Did you know my mother was born in the town of Colt M1911? I bet you also didn’t know that my favorite teacher was named Polywag!
Do those answers make sense? No. Colt M1911 is a handgun, and Polywag is a Pokémon. My mother was not born in a handgun and I was never educated by a Pokémon. But you’d never, ever guess those as the answers to my security questions, would you?
See, the thing about security questions is the site will never know if you’re being honest. As long as you know the answer they’re expecting, it can be anything you want. Of course, the trick is remembering the answers.
Make sure that the answers aren’t easy to guess. Don’t use your favorite teacher’s name as your first pet’s name. Don’t use anything meaningful to you at all. Someone can guess all of those.
You can use something close to a meaningful item, though. For example, grab a map and find your mother’s birthplace. Now go two towns west and four north. The town you land on is your first pet’s name. If you’re afraid you’ll forget that location, simply remember that you started at your mother’s birthplace (or wherever you started) and then write down “two west, four north” on a pice of paper. Of course, this works best if you start from a city no one would think of, rather than your mother’s birthplace.
If Mat Honan had used fake answers to his security questions on his Apple ID, his account would likely have never been compromised.
Be very careful logging into any website from a public computer, or any computer that isn’t yours. Hackers can install a piece of software called a keylogger onto a public computer. This software records each keypress and sends them to the hacker. That means when you type in your password, the hacker can see what you just typed, and now has access to your account. If you need to access a web service in public, it’s usually a safer bet to use your smartphone rather than a public computer.
Also watch out for free Wi-Fi in public. While it may seem like a great offer, it could be a network created or monitored by people intercepting network traffic and hijacking session cookies. Basically that means any website you log into they would automatically be logged into as well (there are exceptions to this, but I won’t get into them here, since my point is to be on your guard).
Free Wi-Fi and public computers are like free candy from a stranger. They may seem fairly harmless, but as soon as you let your guard down, they’re going to shove you into a white van with no windows and drive right out of the state, and you’ll never be heard from again. Or they might steal your Twitter password. Or your banking information. Don’t take the bait.

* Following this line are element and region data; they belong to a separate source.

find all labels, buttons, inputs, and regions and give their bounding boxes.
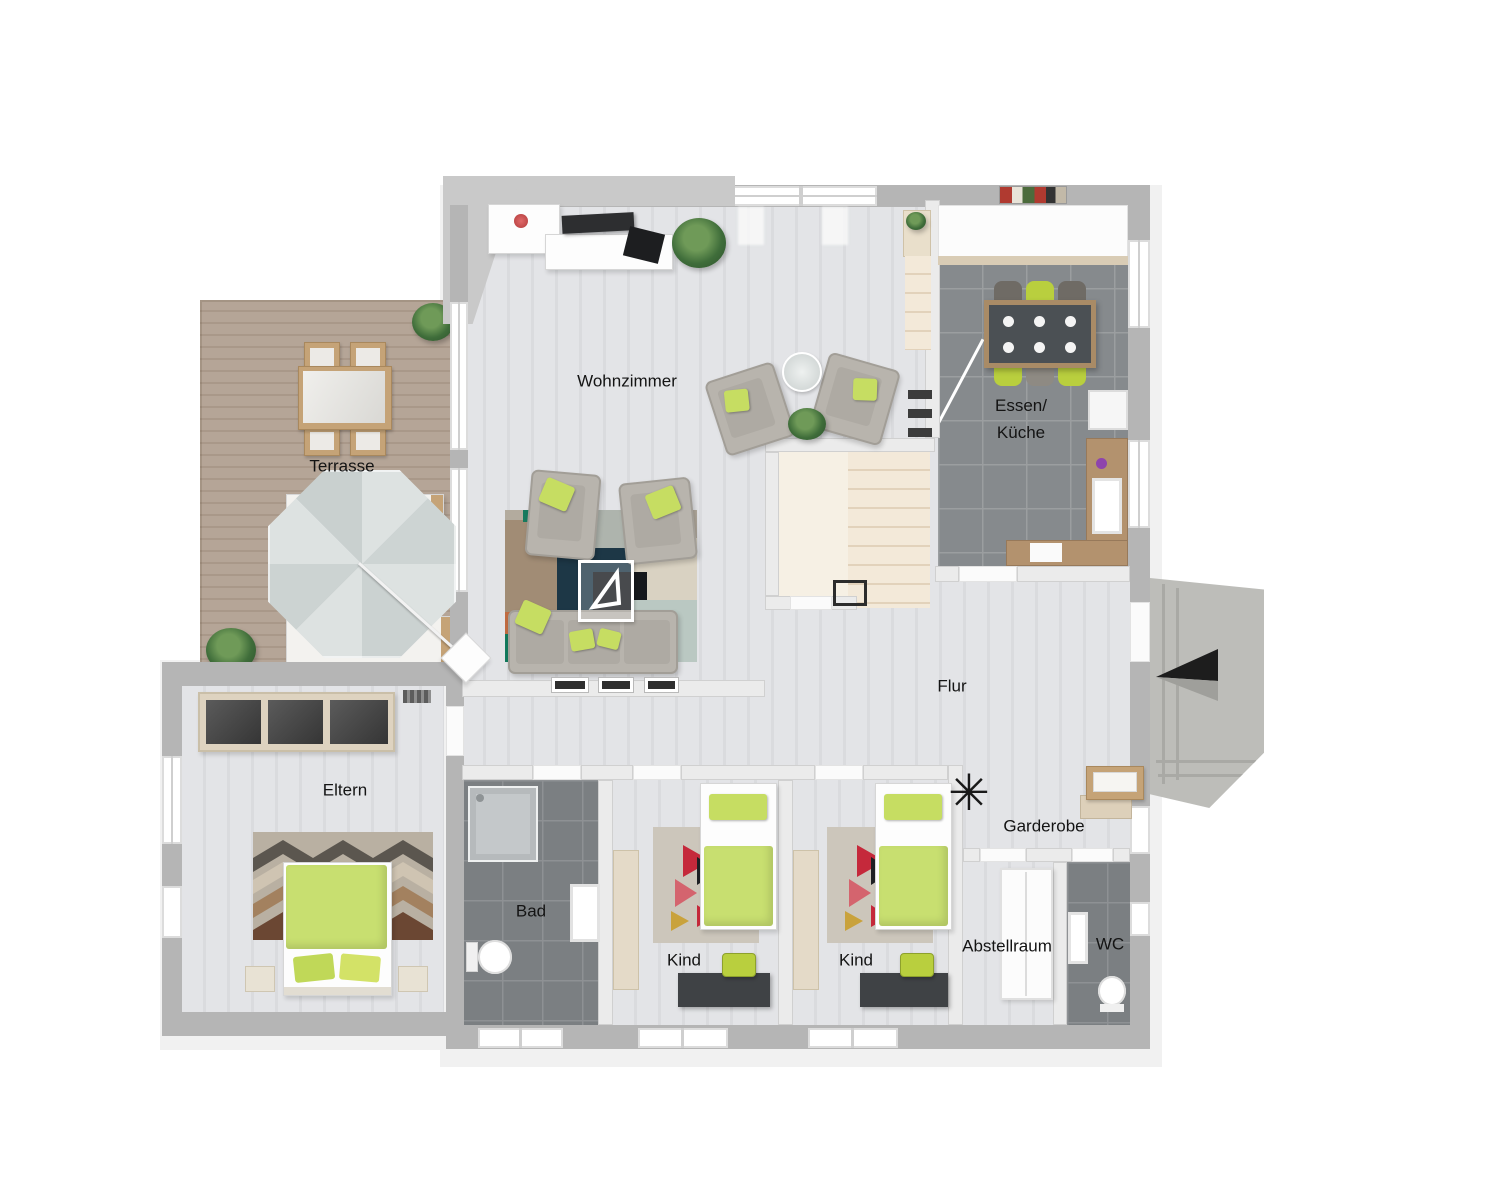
- bathroom-sink: [570, 884, 600, 942]
- window: [808, 1028, 898, 1048]
- room-label-kueche-line2: Küche: [995, 419, 1047, 446]
- room-label-terrasse: Terrasse: [309, 453, 374, 480]
- window: [162, 756, 182, 844]
- wc-toilet: [1096, 976, 1128, 1012]
- window: [725, 186, 877, 206]
- door-opening: [633, 765, 681, 780]
- wall-rooms-north: [462, 765, 533, 780]
- picture-frame: [645, 678, 678, 692]
- console-table: [833, 580, 867, 606]
- wall-stairs-north: [765, 438, 935, 452]
- room-label-eltern: Eltern: [323, 777, 367, 804]
- window: [1128, 440, 1150, 528]
- wing-wall-south: [162, 1012, 464, 1036]
- side-table: [782, 352, 822, 392]
- window: [638, 1028, 728, 1048]
- wall-rooms-north: [863, 765, 948, 780]
- kitchen-lowboard: [1006, 540, 1128, 566]
- shower: [468, 786, 538, 862]
- wing-wall-north: [162, 662, 464, 686]
- armchair: [618, 476, 698, 565]
- flower-vase: [1096, 458, 1107, 469]
- room-label-abstellraum: Abstellraum: [962, 933, 1052, 960]
- door-opening: [790, 596, 832, 610]
- entrance-arrow-icon: [1152, 645, 1222, 705]
- terrace-door: [450, 302, 468, 450]
- window: [478, 1028, 563, 1048]
- nightstand: [398, 966, 428, 992]
- coffee-table: [578, 560, 634, 622]
- wall-art: [1000, 187, 1066, 203]
- door-opening: [1072, 848, 1113, 862]
- room-label-garderobe: Garderobe: [1003, 813, 1084, 840]
- room-label-flur: Flur: [937, 673, 966, 700]
- desk-chair: [722, 953, 756, 977]
- garderobe-bench: [1086, 766, 1144, 800]
- wall-bad-kind: [598, 780, 613, 1025]
- kitchen-appliance: [1088, 390, 1128, 430]
- wing-wall-west: [162, 686, 182, 1036]
- wall-kitchen-flur: [935, 566, 959, 582]
- plant-icon: [906, 212, 926, 230]
- room-label-wohnzimmer: Wohnzimmer: [577, 368, 677, 395]
- room-label-wc: WC: [1096, 931, 1124, 958]
- window: [1128, 240, 1150, 328]
- door-opening: [446, 706, 464, 756]
- wall-vent: [403, 690, 431, 703]
- window: [162, 886, 182, 938]
- window: [1130, 806, 1150, 854]
- exterior-wall-west: [450, 205, 468, 697]
- wardrobe: [198, 692, 395, 752]
- wall-abstell-wc: [1053, 862, 1067, 1025]
- toilet: [466, 940, 512, 974]
- wall-garderobe-south: [1026, 848, 1072, 862]
- wall-kitchen-flur: [1017, 566, 1130, 582]
- curtain: [738, 207, 764, 245]
- kid-wardrobe: [613, 850, 639, 990]
- terrace-table: [298, 366, 392, 430]
- kitchen-sink: [1092, 478, 1122, 534]
- wc-sink: [1068, 912, 1088, 964]
- door-opening: [980, 848, 1026, 862]
- vase: [514, 214, 528, 228]
- desk: [860, 973, 948, 1007]
- kid-bed: [875, 783, 952, 930]
- room-label-kind-1: Kind: [667, 947, 701, 974]
- terrace-chair: [350, 426, 386, 456]
- window: [1130, 902, 1150, 936]
- door-opening: [533, 765, 581, 780]
- picture-frame: [599, 678, 633, 692]
- kitchen-counter-edge: [938, 256, 1128, 265]
- plant-icon: [788, 408, 826, 440]
- tv-screen: [562, 212, 635, 234]
- radiator: [908, 409, 932, 418]
- stair-vestibule: [779, 452, 848, 596]
- entrance-door: [1130, 602, 1150, 662]
- nightstand: [245, 966, 275, 992]
- door-opening: [959, 566, 1017, 582]
- wall-kind-kind: [778, 780, 793, 1025]
- wall-garderobe-south: [1113, 848, 1130, 862]
- coat-rack-icon: ✳: [948, 768, 990, 818]
- picture-frame: [552, 678, 588, 692]
- wall-stairs-west: [765, 452, 779, 596]
- wall-garderobe-south: [963, 848, 980, 862]
- wall-rooms-north: [581, 765, 633, 780]
- floorplan-canvas: ✳: [0, 0, 1500, 1200]
- kid-wardrobe: [793, 850, 819, 990]
- curtain: [822, 207, 848, 245]
- room-label-bad: Bad: [516, 898, 546, 925]
- kitchen-counter-north: [938, 205, 1128, 259]
- room-label-kind-2: Kind: [839, 947, 873, 974]
- desk: [678, 973, 770, 1007]
- armchair: [524, 469, 601, 561]
- room-label-essen-kueche: Essen/ Küche: [995, 392, 1047, 446]
- wall-rooms-north: [681, 765, 815, 780]
- plant-icon: [672, 218, 726, 268]
- stair-top-flight: [905, 256, 931, 350]
- radiator: [908, 390, 932, 399]
- double-bed: [283, 862, 392, 996]
- radiator: [908, 428, 932, 437]
- door-opening: [815, 765, 863, 780]
- kid-bed: [700, 783, 777, 930]
- terrace-chair: [304, 426, 340, 456]
- room-label-essen-line1: Essen/: [995, 392, 1047, 419]
- desk-chair: [900, 953, 934, 977]
- dining-table: [984, 300, 1096, 368]
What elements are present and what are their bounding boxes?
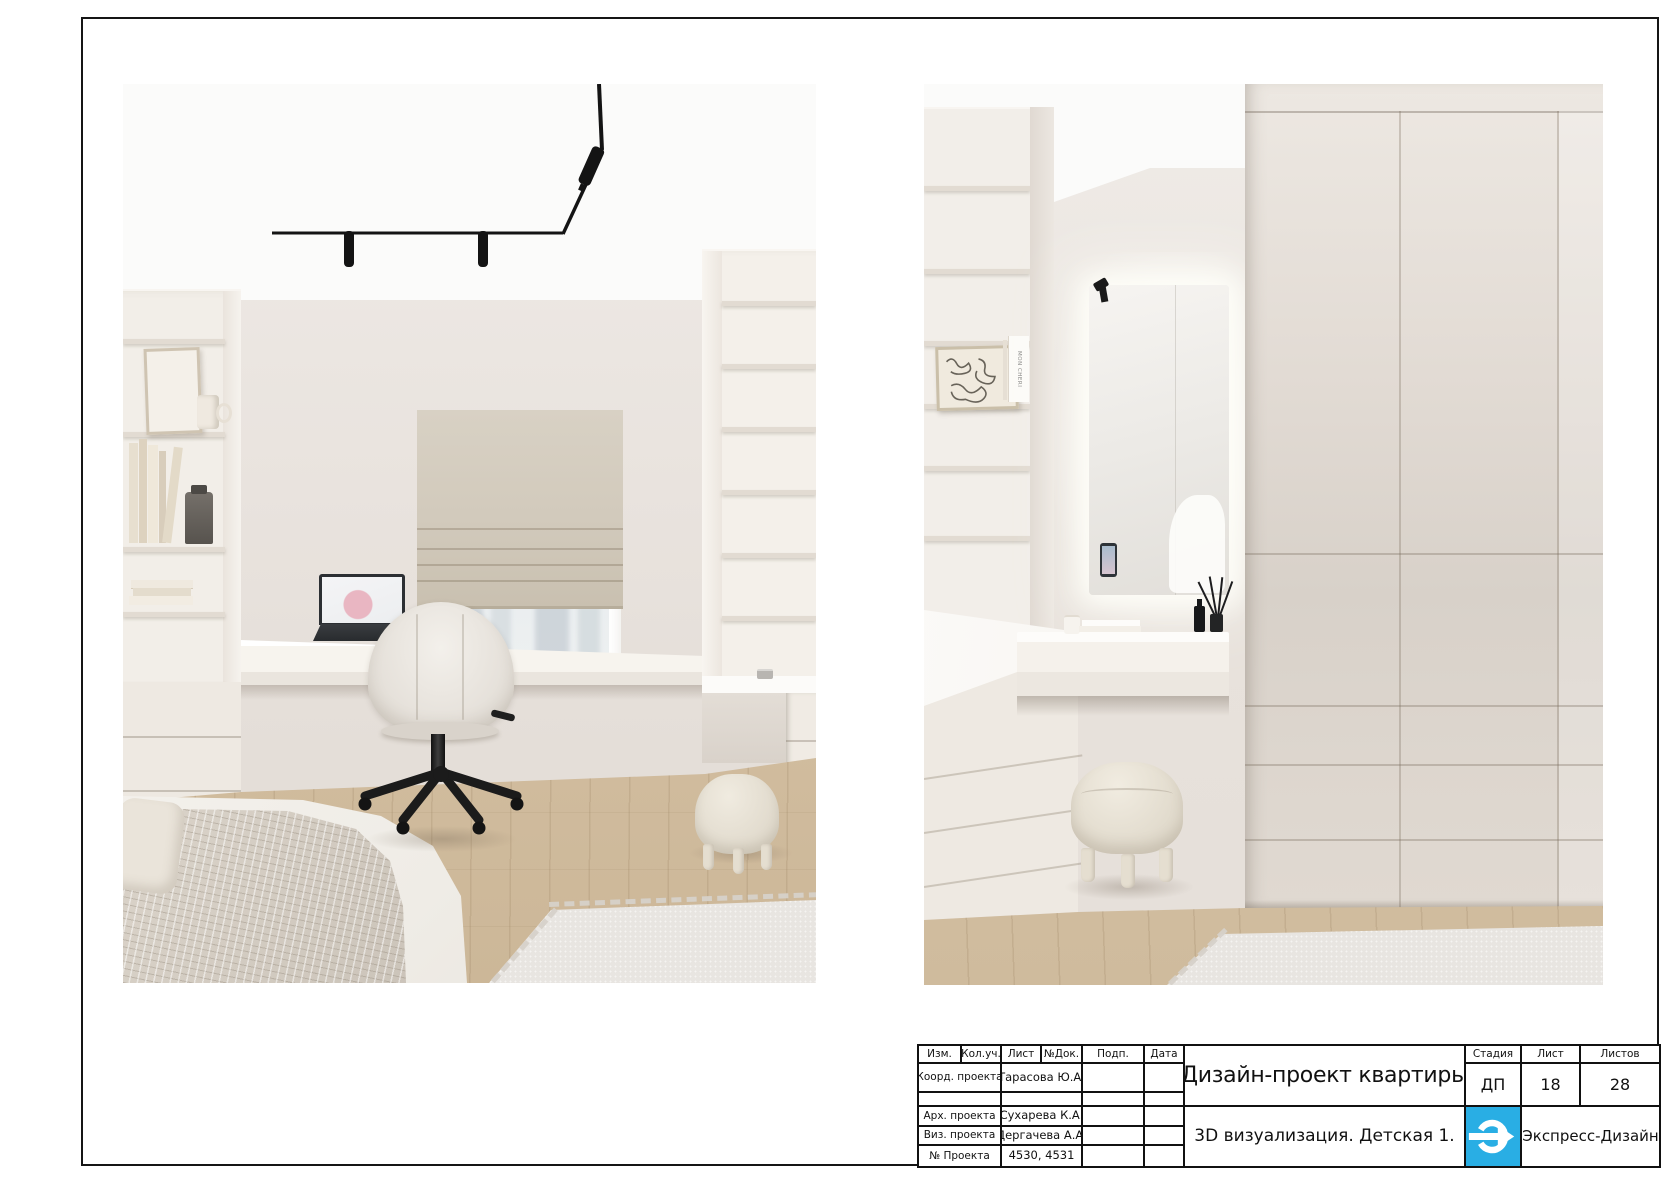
tb-row-value bbox=[1002, 1093, 1083, 1107]
wardrobe-drawer-seam bbox=[1245, 764, 1603, 766]
tb-company-name: Экспресс-Дизайн bbox=[1522, 1107, 1659, 1166]
tb-signature-cell bbox=[1083, 1107, 1145, 1127]
tb-header-izm: Изм. bbox=[919, 1046, 962, 1064]
wardrobe-seam bbox=[1245, 111, 1603, 113]
shelf-line bbox=[924, 466, 1030, 471]
tb-row-label: Арх. проекта bbox=[919, 1107, 1002, 1127]
tb-sheet-title: 3D визуализация. Детская 1. bbox=[1185, 1107, 1466, 1166]
pouf-leg bbox=[1121, 854, 1135, 888]
vanity-table bbox=[1017, 632, 1229, 696]
tb-sheets-label: Листов bbox=[1581, 1046, 1659, 1064]
shelf-line bbox=[924, 186, 1030, 191]
shelf-line bbox=[924, 536, 1030, 541]
ceiling-track-light bbox=[123, 84, 816, 983]
wardrobe-seam bbox=[1399, 111, 1401, 908]
tb-date-cell bbox=[1145, 1107, 1185, 1127]
diffuser-jar bbox=[1210, 614, 1223, 632]
wardrobe bbox=[1245, 84, 1603, 908]
tb-row-value: Тарасова Ю.А. bbox=[1002, 1064, 1083, 1093]
render-right-vanity-wardrobe: MON CHERI bbox=[924, 84, 1603, 985]
tb-date-cell bbox=[1145, 1127, 1185, 1146]
tb-header-ndok: №Док. bbox=[1042, 1046, 1083, 1064]
tb-header-podp: Подп. bbox=[1083, 1046, 1145, 1064]
tb-row-value: Сухарева К.А. bbox=[1002, 1107, 1083, 1127]
tb-sheet-label: Лист bbox=[1522, 1046, 1581, 1064]
drawing-sheet: MON CHERI bbox=[0, 0, 1680, 1187]
vanity-shadow bbox=[1017, 696, 1229, 716]
tb-sheets-value: 28 bbox=[1581, 1064, 1659, 1107]
tb-header-data: Дата bbox=[1145, 1046, 1185, 1064]
tb-date-cell bbox=[1145, 1064, 1185, 1093]
backlit-mirror bbox=[1089, 285, 1229, 595]
tb-header-list: Лист bbox=[1002, 1046, 1042, 1064]
pouf-seat-seam bbox=[1081, 788, 1173, 800]
wardrobe-drawer-seam bbox=[1245, 705, 1603, 707]
render-left-desk-area bbox=[123, 84, 816, 983]
tb-project-title: Дизайн-проект квартиры bbox=[1185, 1046, 1466, 1107]
tb-row-label: № Проекта bbox=[919, 1146, 1002, 1166]
pouf bbox=[1071, 762, 1183, 892]
mirror-reflection-phone bbox=[1100, 543, 1117, 577]
tb-stage-value: ДП bbox=[1466, 1064, 1522, 1107]
tb-header-koluch: Кол.уч. bbox=[962, 1046, 1002, 1064]
tb-logo-cell bbox=[1466, 1107, 1522, 1166]
company-logo-icon bbox=[1466, 1107, 1520, 1166]
tb-signature-cell bbox=[1083, 1064, 1145, 1093]
tb-stage-label: Стадия bbox=[1466, 1046, 1522, 1064]
tb-sheet-value: 18 bbox=[1522, 1064, 1581, 1107]
pouf-leg bbox=[1159, 848, 1173, 882]
book bbox=[1003, 340, 1007, 400]
track-spotlight bbox=[344, 231, 354, 267]
mirror-reflection-chair bbox=[1169, 495, 1225, 593]
book: MON CHERI bbox=[1008, 336, 1029, 402]
tb-date-cell bbox=[1145, 1093, 1185, 1107]
title-block: Изм. Кол.уч. Лист №Док. Подп. Дата Дизай… bbox=[917, 1044, 1661, 1168]
tb-row-value: 4530, 4531 bbox=[1002, 1146, 1083, 1166]
wardrobe-seam bbox=[1245, 553, 1603, 555]
wardrobe-drawer-seam bbox=[1245, 839, 1603, 841]
bottle-cap bbox=[1197, 599, 1202, 607]
track-spotlight bbox=[574, 145, 605, 193]
tb-signature-cell bbox=[1083, 1093, 1145, 1107]
tb-date-cell bbox=[1145, 1146, 1185, 1166]
pouf-leg bbox=[1081, 848, 1095, 882]
book-spine-text: MON CHERI bbox=[1016, 351, 1022, 387]
tb-row-label bbox=[919, 1093, 1002, 1107]
vanity-book bbox=[1079, 626, 1141, 632]
shelf-line bbox=[924, 269, 1030, 274]
wardrobe-door-highlight bbox=[1559, 111, 1603, 908]
tb-signature-cell bbox=[1083, 1127, 1145, 1146]
tb-row-label: Виз. проекта bbox=[919, 1127, 1002, 1146]
tb-signature-cell bbox=[1083, 1146, 1145, 1166]
cosmetic-bottle bbox=[1194, 606, 1205, 632]
phone-screen bbox=[1102, 546, 1115, 574]
tb-row-value: Дергачева А.А. bbox=[1002, 1127, 1083, 1146]
pouf-body bbox=[1071, 762, 1183, 854]
vanity-jar bbox=[1064, 615, 1080, 634]
track-spotlight bbox=[478, 231, 488, 267]
tb-row-label: Коорд. проекта bbox=[919, 1064, 1002, 1093]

Some people are now switching to other email services besides iCloud, enabling two-step authentication on their Google accounts, and criticizing Apple for what happened to Mat Honan. The fact is, there’s nothing Apple could have—or should have—done differently. The hacker identified himself has Mat and correctly answered Mat’s security questions using answers Mat himself chose. Mat was the one who didn’t keep a backup of his computer. The only person to blame here is Mat, unfortunately. I believe even he realizes that now.
Moving away from iCloud doesn’t really solve anything, and while two-step authentication is a great security feature, it doesn’t do much to stop what happened to Mat. You can’t rely on a system to protect you because systems can be compromised. The only way to make sure you stay safe is to be smart, be cautious, and be safe. Keep backups of your computer. Make sure you always use a secure password. Falsify your security answers.
Being on the Internet doesn’t have to be a scary thing. Many people will go their whole lives without ever being hacked. But like any other activity, going online does pose some risks. No matter how unlikely you think it is that you’ll ever be targeted, you should take steps you protect yourself and your information. The bad guys don’t go after people who are prepared for them. Be prepared.